Though editorials in the top medical journals may have decried this practice as corrupting, apparently nothing prevents doctors from being paid to approve ghost written publications in their name. The problem is that these articles are cited by researchers conducting related or similar studies, thus distorting the peer review research system that is the basis of scientific progress. A significant numbers of doctors now accept fees for sundry bogus consulting, research, and referral services. They have thus become complicit in facilitating marketing practices that are either highly questionable or out‐and‐out unethical.

The book is no mere laundry list of complaints. Peterson concludes with an eloquent 20 page epilogue of practical policy recommendations. The points considered are substantial ones.

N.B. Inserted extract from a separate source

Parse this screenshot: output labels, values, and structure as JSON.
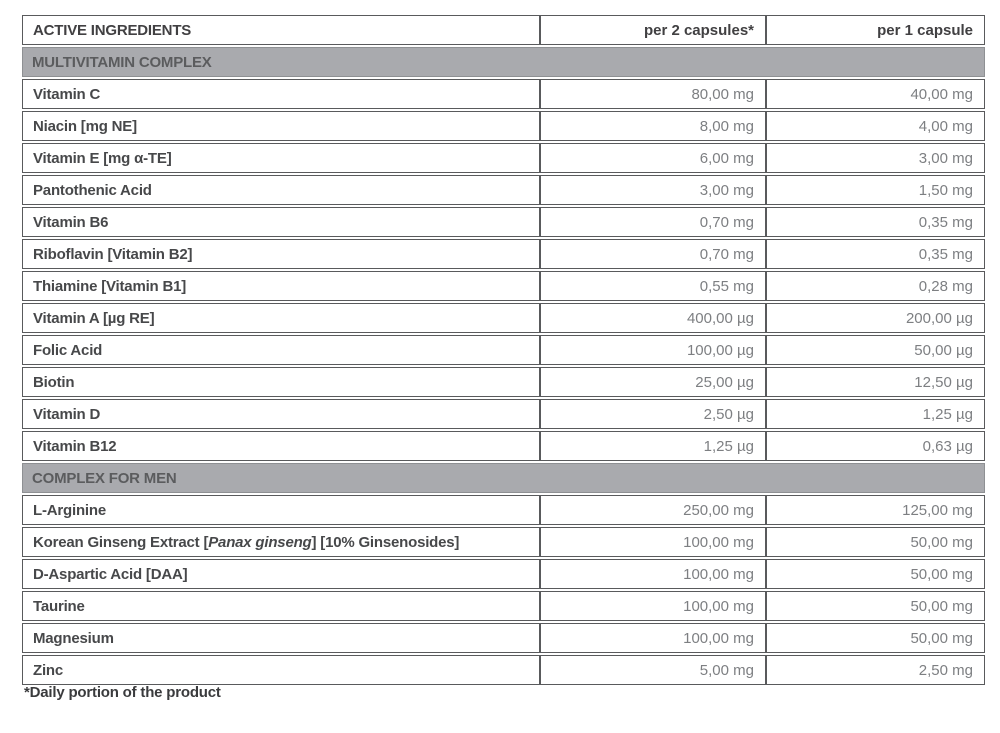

These include the need to improve government oversight, collect better data on drug‐related deaths, and better inform patients on the real facts of a drug's efficacy. The truth is that health costs are rising because Americans are taking many more pharmaceutical medications that they have taken in the past, especially new and much more expensive ones. The side effects of some of these new drugs are less understood, and can lead to death or result in complications – even when taken exactly as prescribed.

In traditional business terms, pharmaceutical marketing has been highly successful in stimulating demand and thus expanding sales, utilizing promotions in novel and calculating ways. While this profit performance would be enviable in other industries, the stakes and consequences are radically different in this one. This book presents a sobering portrait of the pharmaceutical industry as a business that consumes increasingly larger portions of the gross domestic product of Americans, while offering less and less of value in return. There is a lot presented in these pages that the medical community needs to consider in improving healthcare systems globally.